Cyber security company Brandefense, which provides digital risk protection services, external attack surface management and threat intelligence solutions to corporate structures around the world, has published the Ransomware Trend Report, which examines the details of the first quarter of 2023 and compares these details with the last two quarters of 2022. According to the report, the sectors most exposed to cyber attacks were private businesses, professionals and public services, while Lockbit was the most active cyber attack group.

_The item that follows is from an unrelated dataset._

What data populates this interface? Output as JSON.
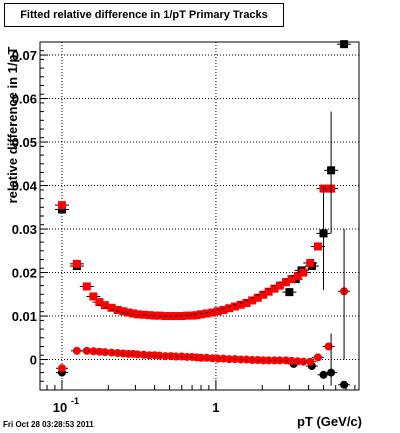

Ransomware is one of the most used methods by cyber attackers lately. Cyber attackers demand ransom by threatening to make the data they obtain by infiltrating devices such as mobile phones and computers through these malicious software, or to sell them on the dark web. The expert analyst team of Brandefense, which operates with the aim of protecting the reputation of brands in the digital world with the products developed and solutions in the field of cyber security such as vulnerability analysis, data leak notification, darkweb monitoring, attack surface detection, against the risks that brands may encounter in the digital environment, prepared a report. This study, titled “Ransomware Trend Report”, provides clues about the attack tactics and techniques of the most active ransomware groups for 3 months, while providing valuable information for IT security and risk management professionals to understand current trends in ransomware attacks and protect their organizations from future threats.
Lockbit most active attacker group
The Ransomware Trend Report published by Brandefense covers a nine-month period from the 2022rd quarter of 3 to the 2023st quarter of 1. According to the report, during this period, 34 percent of ransomware victims were related to private businesses, professionals and public services, 16 percent to the manufacturing sector, and 8 percent to information technologies.

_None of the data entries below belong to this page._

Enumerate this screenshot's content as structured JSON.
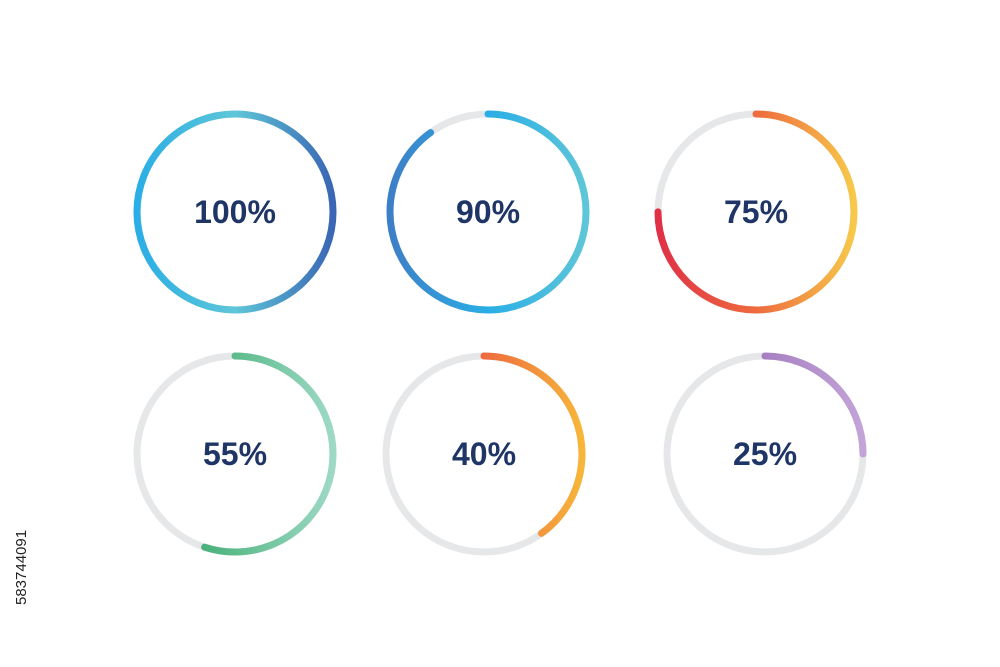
{
  "track_color": "#e6e7e9",
  "label_color": "#1f3566",
  "rings": [
    {
      "label": "100%",
      "percent": 100,
      "gradient": [
        "#2aaee6",
        "#5ec6d8",
        "#3a66b4"
      ]
    },
    {
      "label": "90%",
      "percent": 90,
      "gradient": [
        "#3d7fc6",
        "#2aaee6",
        "#5ec6d8"
      ]
    },
    {
      "label": "75%",
      "percent": 75,
      "gradient": [
        "#e03046",
        "#ee6b3e",
        "#f7c84a"
      ]
    },
    {
      "label": "55%",
      "percent": 55,
      "gradient": [
        "#1f9a5a",
        "#5ebc8c",
        "#9dd9c6"
      ]
    },
    {
      "label": "40%",
      "percent": 40,
      "gradient": [
        "#e03046",
        "#ee6b3e",
        "#f7b63a"
      ]
    },
    {
      "label": "25%",
      "percent": 25,
      "gradient": [
        "#7a3a98",
        "#a880c2",
        "#c2a4d8"
      ]
    }
  ],
  "watermark_id": "583744091"
}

The study also includes important findings about ransomware attacker groups. According to the report, Lockbit's attacks in the first quarter of the year decreased by 2022 percent compared to the last quarter of 27; however, it stands out as the most active attack group due to the sophisticated tactics it uses and the breadth of the targeted industry spectrum. Clop, which increased its attack activity by 2023 percent in the first quarter of 800, and Play, which increased it by 147 percent, are among the noteworthy groups.

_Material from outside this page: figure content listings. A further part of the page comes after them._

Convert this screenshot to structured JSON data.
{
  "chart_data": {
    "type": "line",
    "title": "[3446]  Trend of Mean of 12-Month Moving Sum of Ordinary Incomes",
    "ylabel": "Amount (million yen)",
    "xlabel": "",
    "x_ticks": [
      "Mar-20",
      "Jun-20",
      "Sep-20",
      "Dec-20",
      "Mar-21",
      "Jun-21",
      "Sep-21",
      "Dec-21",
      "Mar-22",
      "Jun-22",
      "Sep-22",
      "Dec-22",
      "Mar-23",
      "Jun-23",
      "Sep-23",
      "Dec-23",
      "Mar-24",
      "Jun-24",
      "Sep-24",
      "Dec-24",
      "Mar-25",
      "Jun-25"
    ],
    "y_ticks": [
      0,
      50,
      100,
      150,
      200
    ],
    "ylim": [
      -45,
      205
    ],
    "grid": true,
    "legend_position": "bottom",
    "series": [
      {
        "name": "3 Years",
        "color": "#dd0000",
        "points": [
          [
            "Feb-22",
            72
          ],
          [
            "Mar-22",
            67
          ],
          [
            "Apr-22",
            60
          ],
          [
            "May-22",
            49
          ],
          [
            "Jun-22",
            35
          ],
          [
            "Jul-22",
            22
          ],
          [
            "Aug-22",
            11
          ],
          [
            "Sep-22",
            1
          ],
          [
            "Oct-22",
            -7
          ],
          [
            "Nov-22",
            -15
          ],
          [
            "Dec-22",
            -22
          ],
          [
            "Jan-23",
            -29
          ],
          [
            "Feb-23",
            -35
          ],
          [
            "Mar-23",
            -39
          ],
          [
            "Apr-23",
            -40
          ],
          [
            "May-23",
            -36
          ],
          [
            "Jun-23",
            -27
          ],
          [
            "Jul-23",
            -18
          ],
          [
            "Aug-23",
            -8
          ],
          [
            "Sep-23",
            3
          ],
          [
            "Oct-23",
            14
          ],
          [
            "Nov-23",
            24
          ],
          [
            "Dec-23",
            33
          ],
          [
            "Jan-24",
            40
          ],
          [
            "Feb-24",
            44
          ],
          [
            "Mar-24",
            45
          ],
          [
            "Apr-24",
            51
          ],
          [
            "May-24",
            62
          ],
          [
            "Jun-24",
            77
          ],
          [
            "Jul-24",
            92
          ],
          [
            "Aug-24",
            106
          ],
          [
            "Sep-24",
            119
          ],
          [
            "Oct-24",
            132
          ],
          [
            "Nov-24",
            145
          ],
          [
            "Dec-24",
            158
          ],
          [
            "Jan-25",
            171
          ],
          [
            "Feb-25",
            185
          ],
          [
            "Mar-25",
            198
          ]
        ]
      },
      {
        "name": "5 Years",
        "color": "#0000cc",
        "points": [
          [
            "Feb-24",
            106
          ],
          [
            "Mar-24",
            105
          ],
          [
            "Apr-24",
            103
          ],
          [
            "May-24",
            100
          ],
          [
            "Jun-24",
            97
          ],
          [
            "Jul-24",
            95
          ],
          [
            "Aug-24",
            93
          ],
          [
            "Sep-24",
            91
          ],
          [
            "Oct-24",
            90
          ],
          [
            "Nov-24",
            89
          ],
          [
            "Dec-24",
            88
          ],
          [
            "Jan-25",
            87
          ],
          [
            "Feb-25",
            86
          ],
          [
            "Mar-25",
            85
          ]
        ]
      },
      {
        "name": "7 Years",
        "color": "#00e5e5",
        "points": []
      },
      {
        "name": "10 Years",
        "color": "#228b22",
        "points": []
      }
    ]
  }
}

In the same period, Royal Group's focus on food and agriculture and Clop's focus on information technologies shows that some cyber attackers have developed special techniques to take advantage of security vulnerabilities in certain sectors.
The USA was the target of 47,6 percent of the total attacks
According to Brandefense analysts, who stated that there were 6 victims of cyber attacks in 68 countries in 1192 months, there has been an increase of 12,5 percent to 200 percent in ransomware victims in many countries such as Sweden, Indonesia, Venezuela, England and Italy in the last period. In the first quarter of the year, the USA, England, Canada and Germany maintained their top places in the ranking of the countries with the highest number of victims. While 46 percent of the total victims of attacks were located in the USA, the United Kingdom had a share of 8,6 percent, Germany 4,1 percent and Canada 3,9 percent. In this process, while the ransomware attacks against the important target countries Germany, Brazil and Spain decreased compared to the previous quarter, it was noteworthy that the ransomware attacks targeting the United Kingdom almost doubled.
Ransomware Trend Report, a comprehensive and retrospective report on cybercriminal activity worldwide; It contains several sections with statistics on the size of the ransomware attack by industry, country, ransomware groups, and company size. The report also provides information on the tactics and techniques of various ransomware groups during attacks on vulnerabilities. Ransomware Trend Report is available on Brandefense.io.